Onze de départ, placement des joueurs, deux occasions faciles ratées et le CA aurait pu gérer autrement ce match à Sfax.
La Presse — De ce décevant classique CSS-CA il ne reste que l’épisode controversé du but égalisateur de Kadida. Encore une fois, la VAR est contestée sur l’épisode de ce but et aussi sur le penalty accordé au CSS (Maâloul et Chaouat étaient oui ou non en position de hors jeu ?).
Avec des appréciations contradictoires, des images TV que les réalisateurs manipulent au gré de leur appartenance (remarquez qu’aucune image n’a été passée comme il faut pour que le téléspectateur puisse juger), on restera des années à parler de cette polémique et des décisions hâtives et « politisées » de la DNA en fin de soirée.
Sinon, c’est un 1-1 qui n’arrange personne, encore moins un CA inodore et incolore qui n’a produit du jeu que pendant 30’, à partir du penalty marqué par Baccar. Pour une équipe qui joue pour le titre et qui se trouve sur une bonne dynamique, elle pouvait faire mieux.
Les trois points n’auraient pas été un « hold-up ». Mais Faouzi Benzarti était si conservateur et obstiné qu’il a imposé des choix contestés. Mettre Harzi à droite (même si c’est son nouveau poste à l’USM depuis plus d’une année) et lancer Ait Malek, très diminué et lent dans ses manœuvres, avec un Saydou Khan encore une fois ignoré, ce n’était pas bien vu.
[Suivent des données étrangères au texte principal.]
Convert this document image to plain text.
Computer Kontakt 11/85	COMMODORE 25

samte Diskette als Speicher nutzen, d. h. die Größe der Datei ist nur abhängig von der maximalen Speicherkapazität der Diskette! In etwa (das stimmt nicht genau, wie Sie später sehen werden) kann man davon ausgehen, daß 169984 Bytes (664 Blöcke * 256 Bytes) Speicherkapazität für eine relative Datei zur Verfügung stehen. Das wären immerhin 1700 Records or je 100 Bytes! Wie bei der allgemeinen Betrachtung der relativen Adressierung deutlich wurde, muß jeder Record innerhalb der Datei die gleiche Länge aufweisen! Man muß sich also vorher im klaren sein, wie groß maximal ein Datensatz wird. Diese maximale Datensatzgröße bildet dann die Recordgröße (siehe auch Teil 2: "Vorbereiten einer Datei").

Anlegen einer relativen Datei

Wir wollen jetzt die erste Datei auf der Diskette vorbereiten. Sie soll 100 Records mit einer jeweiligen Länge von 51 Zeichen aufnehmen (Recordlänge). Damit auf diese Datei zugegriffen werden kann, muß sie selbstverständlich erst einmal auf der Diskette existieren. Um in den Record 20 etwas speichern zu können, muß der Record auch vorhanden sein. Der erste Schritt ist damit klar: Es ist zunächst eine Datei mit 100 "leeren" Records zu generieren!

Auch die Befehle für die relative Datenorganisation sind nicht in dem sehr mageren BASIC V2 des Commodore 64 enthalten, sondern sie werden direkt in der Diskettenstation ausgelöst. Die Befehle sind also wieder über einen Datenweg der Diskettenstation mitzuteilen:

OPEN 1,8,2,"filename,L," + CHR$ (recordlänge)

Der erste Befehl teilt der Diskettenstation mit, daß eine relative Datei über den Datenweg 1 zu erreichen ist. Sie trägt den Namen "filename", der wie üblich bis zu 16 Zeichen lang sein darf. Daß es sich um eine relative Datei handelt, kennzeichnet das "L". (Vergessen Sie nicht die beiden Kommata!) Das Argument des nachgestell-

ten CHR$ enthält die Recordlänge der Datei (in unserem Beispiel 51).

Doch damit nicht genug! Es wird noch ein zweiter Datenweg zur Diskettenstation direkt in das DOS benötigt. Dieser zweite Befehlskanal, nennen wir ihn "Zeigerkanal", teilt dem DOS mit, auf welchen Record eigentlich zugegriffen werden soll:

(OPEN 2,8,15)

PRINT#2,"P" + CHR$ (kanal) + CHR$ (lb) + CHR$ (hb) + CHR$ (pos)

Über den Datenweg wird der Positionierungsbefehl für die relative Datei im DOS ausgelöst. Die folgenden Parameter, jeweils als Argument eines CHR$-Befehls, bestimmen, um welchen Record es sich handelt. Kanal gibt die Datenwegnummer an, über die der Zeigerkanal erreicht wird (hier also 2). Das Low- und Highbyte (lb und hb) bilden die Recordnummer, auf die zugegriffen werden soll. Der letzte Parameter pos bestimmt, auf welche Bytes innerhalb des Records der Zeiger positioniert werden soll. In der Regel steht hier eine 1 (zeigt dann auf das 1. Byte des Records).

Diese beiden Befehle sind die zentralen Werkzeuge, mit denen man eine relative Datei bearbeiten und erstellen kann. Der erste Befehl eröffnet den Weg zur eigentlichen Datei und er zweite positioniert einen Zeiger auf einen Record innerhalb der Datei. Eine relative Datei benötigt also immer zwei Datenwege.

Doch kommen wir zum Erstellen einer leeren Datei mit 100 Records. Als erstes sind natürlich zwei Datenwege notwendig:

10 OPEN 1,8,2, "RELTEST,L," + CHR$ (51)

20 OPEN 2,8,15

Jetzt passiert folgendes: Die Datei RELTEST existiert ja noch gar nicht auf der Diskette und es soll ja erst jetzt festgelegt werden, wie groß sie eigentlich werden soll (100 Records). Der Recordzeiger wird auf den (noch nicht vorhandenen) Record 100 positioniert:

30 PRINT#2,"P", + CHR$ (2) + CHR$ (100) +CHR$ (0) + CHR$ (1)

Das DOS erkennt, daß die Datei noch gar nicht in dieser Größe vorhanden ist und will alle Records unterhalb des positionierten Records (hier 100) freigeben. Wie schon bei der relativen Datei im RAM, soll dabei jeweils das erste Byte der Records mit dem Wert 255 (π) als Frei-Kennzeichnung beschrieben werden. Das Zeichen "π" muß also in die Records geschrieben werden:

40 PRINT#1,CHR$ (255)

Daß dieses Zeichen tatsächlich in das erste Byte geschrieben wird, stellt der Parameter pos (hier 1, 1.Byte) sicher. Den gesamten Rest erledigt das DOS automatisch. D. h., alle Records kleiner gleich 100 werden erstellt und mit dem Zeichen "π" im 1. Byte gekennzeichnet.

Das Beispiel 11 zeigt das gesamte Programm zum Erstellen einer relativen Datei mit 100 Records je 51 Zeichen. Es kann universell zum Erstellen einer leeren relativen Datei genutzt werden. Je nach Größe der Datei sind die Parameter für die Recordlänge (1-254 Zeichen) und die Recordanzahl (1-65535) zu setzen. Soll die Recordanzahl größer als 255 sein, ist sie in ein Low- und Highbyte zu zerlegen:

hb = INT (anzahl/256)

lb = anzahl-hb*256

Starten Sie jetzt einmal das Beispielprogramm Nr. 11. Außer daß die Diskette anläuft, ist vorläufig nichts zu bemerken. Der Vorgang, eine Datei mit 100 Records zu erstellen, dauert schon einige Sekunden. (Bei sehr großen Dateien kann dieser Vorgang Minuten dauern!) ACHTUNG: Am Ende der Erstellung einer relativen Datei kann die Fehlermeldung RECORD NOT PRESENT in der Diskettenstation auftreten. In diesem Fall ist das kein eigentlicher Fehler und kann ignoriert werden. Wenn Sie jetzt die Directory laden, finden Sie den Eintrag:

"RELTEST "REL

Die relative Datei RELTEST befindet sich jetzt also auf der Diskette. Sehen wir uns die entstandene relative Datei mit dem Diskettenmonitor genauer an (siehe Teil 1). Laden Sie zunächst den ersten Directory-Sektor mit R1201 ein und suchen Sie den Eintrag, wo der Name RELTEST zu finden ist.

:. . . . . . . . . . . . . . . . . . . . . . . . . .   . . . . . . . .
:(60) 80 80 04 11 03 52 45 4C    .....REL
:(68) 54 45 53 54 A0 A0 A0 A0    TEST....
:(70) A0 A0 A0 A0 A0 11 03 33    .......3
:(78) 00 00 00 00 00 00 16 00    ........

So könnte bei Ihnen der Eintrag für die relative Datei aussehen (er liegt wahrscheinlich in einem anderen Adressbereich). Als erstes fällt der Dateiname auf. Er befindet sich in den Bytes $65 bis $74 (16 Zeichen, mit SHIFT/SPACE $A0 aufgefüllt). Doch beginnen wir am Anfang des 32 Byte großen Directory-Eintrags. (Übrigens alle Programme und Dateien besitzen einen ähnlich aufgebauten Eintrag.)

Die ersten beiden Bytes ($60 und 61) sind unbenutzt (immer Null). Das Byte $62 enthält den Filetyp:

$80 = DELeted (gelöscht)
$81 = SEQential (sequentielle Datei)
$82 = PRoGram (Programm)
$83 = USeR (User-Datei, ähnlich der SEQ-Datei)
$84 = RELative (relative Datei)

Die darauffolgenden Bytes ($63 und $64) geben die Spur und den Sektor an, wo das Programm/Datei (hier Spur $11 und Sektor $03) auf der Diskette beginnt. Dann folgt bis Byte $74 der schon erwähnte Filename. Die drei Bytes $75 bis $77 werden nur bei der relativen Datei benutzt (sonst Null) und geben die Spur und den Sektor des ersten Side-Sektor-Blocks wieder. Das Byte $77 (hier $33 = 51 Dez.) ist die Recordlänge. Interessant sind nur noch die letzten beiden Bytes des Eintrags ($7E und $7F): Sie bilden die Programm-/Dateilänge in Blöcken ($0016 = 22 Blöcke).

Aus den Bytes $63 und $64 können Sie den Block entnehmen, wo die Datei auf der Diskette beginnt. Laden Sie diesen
D’ailleurs, il l’a corrigé avec retard. Dans ce jeu clubiste prévisible et encore une fois basé sur des centres longs vers Chaouat, deux occasions clefs ont été ratées bizarrement par Khadhraoui (qui avait tout le temps pour caser mieux son ballon) et surtout par Zaâlouni (un très mauvais joueur qui a des défauts énormes dans sa formation de joueur). Pour une équipe qui veut gagner un titre, ce sont ces occasions ratées et ces points dilapidés qui comptent énormément en fin de saison.
Comme à la saison dernière, le CA a excellé dans l’art de rater des points précieux et de se mettre la pression.
Ce n’est pas une question d’occasions ratées, c’est la valeur des joueurs disponibles. Khadhraoui, Ait Malek, Zemzmi, Shili, Zaalouni, c’était pas très convaincant comme prestation face au CSS.
Ce sont des joueurs qui ont des problèmes techniques ou physiques qui les empêchent de jouer comme leur public attend d’eux. Même cette défense qui semble plus ou moins solide, parfois elle laisse des espaces, des ouvertures qu’un adversaire peut exploiter.
En revanche, ceux qui connaissent les difficultés financières du CA, les problèmes hérités, la qualité réelle de l’effectif, diront que ce que Benzarti et ses joueurs font est très honnête.
En reconstruction, l’équipe avance et son compteur marque des points. Rien n’est perdu, même si avec des joueurs pareils, ces choix parfois illogiques de Benzarti, la mission s’annonce difficile. Il faudra davantage de technicité et de personnalité pour s’habituer à gagner et forcer le destin.
Au fil des saisons, ce CA a cultivé une mauvaise habitude quels que soient l’entraîneur ou les joueurs, rater les détails qui font la différence pour gagner un titre. Toute la problématique est là.